Trinity Hall, Cambridge
Trinity Hall (formally The College or Hall of the Holy Trinity in the University of Cambridge) is a constituent college of the University of Cambridge.[4]
Not to be confused with Trinity College, Cambridge.
Founded in 1350, it is the fifth-oldest surviving college of the university, having been established by William Bateman, Bishop of Norwich, to train clergymen in canon law after the Black Death.
Trinity Hall has two sister colleges at the University of Oxford: All Souls and University College.

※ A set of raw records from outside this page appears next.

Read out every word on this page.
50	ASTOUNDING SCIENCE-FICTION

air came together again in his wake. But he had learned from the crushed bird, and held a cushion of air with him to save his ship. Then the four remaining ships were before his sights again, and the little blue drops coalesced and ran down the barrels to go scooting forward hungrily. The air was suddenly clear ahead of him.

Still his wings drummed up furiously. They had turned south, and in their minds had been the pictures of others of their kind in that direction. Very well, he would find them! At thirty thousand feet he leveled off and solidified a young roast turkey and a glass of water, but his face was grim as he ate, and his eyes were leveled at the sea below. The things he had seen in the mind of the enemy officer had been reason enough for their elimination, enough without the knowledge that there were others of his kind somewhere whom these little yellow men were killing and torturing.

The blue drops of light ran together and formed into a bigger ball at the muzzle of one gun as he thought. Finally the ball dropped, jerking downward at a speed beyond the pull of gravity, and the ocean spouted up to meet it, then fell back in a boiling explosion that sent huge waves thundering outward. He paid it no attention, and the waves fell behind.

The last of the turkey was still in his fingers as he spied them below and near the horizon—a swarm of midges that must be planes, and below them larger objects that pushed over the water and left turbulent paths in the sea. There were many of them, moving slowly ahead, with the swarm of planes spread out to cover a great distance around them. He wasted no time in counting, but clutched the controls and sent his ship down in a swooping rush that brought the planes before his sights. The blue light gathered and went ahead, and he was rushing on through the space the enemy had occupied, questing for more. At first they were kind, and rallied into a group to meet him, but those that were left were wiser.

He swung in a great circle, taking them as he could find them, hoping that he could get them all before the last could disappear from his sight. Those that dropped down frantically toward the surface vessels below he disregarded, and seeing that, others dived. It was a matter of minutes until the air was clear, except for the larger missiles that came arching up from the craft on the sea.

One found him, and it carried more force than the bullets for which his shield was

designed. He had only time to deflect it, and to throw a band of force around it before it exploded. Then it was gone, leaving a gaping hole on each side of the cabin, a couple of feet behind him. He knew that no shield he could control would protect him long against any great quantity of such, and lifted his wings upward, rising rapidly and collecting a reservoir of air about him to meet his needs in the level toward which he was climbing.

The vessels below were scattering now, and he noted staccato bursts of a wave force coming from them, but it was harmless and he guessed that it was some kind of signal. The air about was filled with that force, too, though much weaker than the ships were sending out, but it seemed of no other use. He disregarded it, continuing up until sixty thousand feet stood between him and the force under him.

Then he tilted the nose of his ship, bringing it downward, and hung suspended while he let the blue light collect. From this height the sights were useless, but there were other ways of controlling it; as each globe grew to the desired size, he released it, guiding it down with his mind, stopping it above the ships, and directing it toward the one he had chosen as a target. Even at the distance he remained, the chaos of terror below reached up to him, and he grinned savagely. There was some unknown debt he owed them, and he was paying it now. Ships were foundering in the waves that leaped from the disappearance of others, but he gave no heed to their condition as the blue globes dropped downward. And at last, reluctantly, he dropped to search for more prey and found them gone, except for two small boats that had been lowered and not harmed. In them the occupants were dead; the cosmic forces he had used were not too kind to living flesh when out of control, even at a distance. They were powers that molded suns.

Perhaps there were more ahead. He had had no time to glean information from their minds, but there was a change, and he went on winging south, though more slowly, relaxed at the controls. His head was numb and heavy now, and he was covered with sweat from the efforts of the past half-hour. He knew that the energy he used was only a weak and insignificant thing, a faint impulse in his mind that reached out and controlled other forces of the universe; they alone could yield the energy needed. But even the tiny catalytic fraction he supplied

Notable alumni include theoretical physicists Stephen Hawking and Nobel Prize winner David Thouless, Australian Prime Minister Stanley Bruce, Pakistani Prime Minister Khawaja Nazimuddin, Canadian Governor General David Johnston, philosophers Marshall McLuhan and Galen Strawson, Conservative cabinet minister Geoffrey Howe, Charles Howard, 1st Earl of Nottingham, writer J. B. Priestley, and Academy Award-winning actress Rachel Weisz.
Student life[edit]
Combination Rooms[edit]
Trinity Hall has active Junior, Middle and Senior Combination Rooms for undergraduate, postgraduate and senior members of the college community respectively. The Middle Combination Room is located in Front Court, while the Junior Combination Room is adjacent to the college bar in North Court. Both the MCR and JCR have highly active committees and organize popular socials for their members across the term.